The release of Tank Johnson is a continuing chapter in the changing face of the NFL. Brad Childress was thought to be a control freak when he traded Daunte Culpepper and released players like Koren Robinson and Fred Smoot. But, he's starting to look much more like the norm rather than the exception a year later.

The Vikings and head coach Brad Childress came under a lot of fire in the spring of 2006 when the team took a hard-line stance with Daunte Culpepper. After getting the clear impression that Pepp wasn't on board with what Childress had planned and seemed more concerned about making sure he got his share of the money than his share of the respect of his teammates, an immediate chasm was created.

That chasm never healed and the Vikings traded away their franchise quarterback to the Dolphins. At the time, fans were shocked. Long before Childress and his "kick-ass offense" were the subject of radio call-in talk show fodder, the talk was about the perception of a hard-ass coach and the vindictiveness of his ways with the players. The message was sent – it doesn't matter who you are or where you play, if you're viewed as a disruptive influence to the good of the team, you're gone. Period.

Things haven't gone well for Culpepper since that decision. Perhaps trying to prove the Vikings wrong, Pepp pushed his rehab hard and quick and he suffered setback after setback last year that, when Nick Saban bailed on the Dolphins, left the new coaching staff wanting someone else – even if he's 37 years old and new to the offense. But Childress was the guy who drew the line in the sand saying he wouldn't tolerate anyone – even the team's biggest star – being a detriment to what he hoped to accomplish. He saw Culpepper as a bad egg and got rid of him.

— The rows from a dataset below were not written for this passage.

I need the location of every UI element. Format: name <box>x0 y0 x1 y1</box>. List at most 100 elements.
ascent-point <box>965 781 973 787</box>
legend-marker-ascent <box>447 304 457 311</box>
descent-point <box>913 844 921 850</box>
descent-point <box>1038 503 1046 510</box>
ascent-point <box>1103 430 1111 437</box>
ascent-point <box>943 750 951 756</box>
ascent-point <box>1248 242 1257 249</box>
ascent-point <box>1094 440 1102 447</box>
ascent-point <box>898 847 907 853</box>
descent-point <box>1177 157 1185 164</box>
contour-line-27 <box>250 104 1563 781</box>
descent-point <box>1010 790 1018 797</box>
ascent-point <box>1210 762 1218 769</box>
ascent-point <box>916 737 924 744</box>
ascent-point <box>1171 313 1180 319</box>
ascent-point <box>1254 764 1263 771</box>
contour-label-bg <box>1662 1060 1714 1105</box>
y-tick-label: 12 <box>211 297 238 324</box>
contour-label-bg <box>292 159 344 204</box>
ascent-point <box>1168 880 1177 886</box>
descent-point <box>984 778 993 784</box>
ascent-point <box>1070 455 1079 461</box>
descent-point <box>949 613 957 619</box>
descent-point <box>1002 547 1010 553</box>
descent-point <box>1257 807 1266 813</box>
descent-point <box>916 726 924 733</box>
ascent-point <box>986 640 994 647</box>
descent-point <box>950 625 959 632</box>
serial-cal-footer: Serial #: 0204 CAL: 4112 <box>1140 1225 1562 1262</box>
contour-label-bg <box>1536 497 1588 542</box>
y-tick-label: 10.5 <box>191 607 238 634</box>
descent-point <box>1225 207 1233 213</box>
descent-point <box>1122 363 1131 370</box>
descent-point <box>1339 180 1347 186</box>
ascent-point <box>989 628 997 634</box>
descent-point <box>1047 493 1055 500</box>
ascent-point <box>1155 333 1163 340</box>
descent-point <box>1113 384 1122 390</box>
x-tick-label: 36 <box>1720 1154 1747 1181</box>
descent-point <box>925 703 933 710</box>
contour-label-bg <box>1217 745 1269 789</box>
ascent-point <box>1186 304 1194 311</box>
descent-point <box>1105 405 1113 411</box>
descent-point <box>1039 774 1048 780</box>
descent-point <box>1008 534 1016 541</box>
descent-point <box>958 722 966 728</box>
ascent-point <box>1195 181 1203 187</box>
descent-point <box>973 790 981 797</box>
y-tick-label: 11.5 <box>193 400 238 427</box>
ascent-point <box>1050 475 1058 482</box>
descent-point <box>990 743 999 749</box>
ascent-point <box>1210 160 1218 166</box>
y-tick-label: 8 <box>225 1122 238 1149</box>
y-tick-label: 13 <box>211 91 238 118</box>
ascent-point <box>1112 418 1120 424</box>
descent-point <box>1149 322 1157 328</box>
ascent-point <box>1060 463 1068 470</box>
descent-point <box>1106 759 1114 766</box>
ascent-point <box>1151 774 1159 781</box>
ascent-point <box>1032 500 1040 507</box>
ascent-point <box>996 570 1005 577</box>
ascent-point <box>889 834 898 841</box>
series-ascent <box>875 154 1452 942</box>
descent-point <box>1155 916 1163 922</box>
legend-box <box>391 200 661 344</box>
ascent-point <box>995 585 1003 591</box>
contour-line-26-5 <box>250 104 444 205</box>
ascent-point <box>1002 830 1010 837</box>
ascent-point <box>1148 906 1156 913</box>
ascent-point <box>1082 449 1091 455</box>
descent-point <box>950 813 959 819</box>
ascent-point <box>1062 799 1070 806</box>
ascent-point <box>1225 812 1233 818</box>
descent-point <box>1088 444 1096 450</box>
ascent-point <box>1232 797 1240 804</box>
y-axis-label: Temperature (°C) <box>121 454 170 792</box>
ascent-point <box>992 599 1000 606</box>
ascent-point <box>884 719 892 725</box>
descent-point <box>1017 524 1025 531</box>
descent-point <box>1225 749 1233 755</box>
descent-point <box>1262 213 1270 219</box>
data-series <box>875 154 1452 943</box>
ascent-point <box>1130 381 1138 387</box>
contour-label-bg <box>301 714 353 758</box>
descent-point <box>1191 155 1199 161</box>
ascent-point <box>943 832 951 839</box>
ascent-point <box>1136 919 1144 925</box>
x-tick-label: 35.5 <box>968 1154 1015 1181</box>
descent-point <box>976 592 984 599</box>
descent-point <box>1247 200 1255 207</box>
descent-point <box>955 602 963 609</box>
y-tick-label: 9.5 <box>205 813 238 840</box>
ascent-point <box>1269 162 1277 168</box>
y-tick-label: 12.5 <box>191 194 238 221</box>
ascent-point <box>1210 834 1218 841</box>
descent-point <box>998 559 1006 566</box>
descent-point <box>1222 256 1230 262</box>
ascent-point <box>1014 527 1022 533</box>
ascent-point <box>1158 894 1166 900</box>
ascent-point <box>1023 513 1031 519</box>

In his first full year at the wheel of the Vikings, players like Koren Robinson and Fred Smoot followed Culpepper out of town. Despite not having great depth at any of the three positions in which the players Childress got rid of, he made the decisions for what he believed was the good of the team – setting the example that if you screw up, you're gone.

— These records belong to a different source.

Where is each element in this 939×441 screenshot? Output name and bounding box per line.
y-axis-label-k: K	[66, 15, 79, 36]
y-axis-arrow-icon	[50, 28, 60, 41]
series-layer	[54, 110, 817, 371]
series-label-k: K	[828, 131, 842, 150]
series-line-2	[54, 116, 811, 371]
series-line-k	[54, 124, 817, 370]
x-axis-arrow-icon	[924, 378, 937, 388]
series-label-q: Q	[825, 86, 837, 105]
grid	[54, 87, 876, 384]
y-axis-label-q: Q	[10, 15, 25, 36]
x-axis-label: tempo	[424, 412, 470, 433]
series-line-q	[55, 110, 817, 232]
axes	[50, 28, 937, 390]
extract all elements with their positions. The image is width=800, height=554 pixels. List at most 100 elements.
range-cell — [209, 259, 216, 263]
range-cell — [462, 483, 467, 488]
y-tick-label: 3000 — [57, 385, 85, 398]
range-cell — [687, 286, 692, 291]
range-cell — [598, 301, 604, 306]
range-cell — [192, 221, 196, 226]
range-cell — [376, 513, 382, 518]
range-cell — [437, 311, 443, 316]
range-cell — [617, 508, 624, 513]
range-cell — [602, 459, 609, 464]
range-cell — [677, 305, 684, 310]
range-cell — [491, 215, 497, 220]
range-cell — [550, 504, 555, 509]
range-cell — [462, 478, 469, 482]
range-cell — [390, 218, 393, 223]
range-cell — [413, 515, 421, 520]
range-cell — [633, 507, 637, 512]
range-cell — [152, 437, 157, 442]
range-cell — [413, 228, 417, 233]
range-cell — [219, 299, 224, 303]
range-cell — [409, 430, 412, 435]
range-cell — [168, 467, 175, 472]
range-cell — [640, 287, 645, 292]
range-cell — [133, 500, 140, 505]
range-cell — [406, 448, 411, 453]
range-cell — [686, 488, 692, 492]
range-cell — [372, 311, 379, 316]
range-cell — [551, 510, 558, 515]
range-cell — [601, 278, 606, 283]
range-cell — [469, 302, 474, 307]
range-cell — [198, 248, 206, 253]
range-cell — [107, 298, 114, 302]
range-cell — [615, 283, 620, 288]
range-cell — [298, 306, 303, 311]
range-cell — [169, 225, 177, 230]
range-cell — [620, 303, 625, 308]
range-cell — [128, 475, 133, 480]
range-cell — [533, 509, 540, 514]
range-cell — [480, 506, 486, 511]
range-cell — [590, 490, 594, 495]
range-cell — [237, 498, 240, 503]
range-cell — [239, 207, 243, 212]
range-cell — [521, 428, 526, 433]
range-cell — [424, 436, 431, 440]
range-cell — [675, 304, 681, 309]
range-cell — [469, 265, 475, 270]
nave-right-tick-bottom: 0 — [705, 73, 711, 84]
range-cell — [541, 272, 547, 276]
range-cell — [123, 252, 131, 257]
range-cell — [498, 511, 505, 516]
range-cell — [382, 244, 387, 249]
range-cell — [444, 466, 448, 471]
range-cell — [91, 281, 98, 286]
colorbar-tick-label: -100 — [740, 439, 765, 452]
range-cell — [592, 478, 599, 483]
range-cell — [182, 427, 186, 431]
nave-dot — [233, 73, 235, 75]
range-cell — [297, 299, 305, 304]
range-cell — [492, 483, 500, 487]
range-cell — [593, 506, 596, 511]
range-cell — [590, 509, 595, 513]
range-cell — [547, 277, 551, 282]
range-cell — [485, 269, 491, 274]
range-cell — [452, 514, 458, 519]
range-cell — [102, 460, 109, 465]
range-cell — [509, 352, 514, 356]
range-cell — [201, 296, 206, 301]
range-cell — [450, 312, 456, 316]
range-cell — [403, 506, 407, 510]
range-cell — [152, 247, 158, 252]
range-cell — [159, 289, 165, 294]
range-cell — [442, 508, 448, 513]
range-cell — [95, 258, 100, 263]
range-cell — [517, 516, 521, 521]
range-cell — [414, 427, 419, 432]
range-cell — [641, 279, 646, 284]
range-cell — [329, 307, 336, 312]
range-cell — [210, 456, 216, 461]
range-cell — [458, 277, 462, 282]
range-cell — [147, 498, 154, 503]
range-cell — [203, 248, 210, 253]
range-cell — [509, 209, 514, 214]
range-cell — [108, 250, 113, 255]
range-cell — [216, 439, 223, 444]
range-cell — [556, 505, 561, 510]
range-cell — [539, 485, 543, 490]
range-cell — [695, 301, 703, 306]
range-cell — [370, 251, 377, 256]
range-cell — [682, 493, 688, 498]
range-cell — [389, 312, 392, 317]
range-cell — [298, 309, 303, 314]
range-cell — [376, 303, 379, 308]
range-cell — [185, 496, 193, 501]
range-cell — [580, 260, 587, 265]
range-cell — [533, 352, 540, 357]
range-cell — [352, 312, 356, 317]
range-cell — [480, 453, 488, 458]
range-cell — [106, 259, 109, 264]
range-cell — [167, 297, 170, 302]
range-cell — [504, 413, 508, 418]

Childress would seemingly find an ally in new Commissioner Roger Goodell. Preaching a no-nonsense approach to the job, Goodell let it be known that there would be ramifications for bad conduct and poor judgment among players. He sent that message loud and clear with a one-year suspension of Pac Man Jones and eight-game suspensions of Chris Henry of the Bengals and Tank Johnson of the Bears. The warning sent to them and everyone else: "Don't be the guy."

The Bears followed suit with the stance Childress and the Vikings took with Robinson a year earlier on Monday, giving Johnson his outright release after he was arrested in the early morning hours of June 22 in Phoenix on suspicion of something called "DEI Impaired to the Slightest Degree." While he was released and not immediately booked or charged, he could still be charged if results come back above the Arizona legal limit for drinking and driving. Johnson, who spent two months in jail for a parole violation stemming from weapons charges, was on a no-tolerance policy with the Bears and, when pushed, the Bears made the same decision Childress did – despite the talent of the player involved, a message needed to be sent.

This could become the hallmark of things to come in the NFL for players who run afoul of the law or the coaching staff. Johnson was a key to the Bears' defensive front four, but, in the end, the organization felt it sent a worse message to keep Johnson and admit his talent outweighed his transgressions than to just cut him and let him go.

The future is now in the NFL and it doesn't look good for those who violate the law – Goodell's or an individual state, county or city.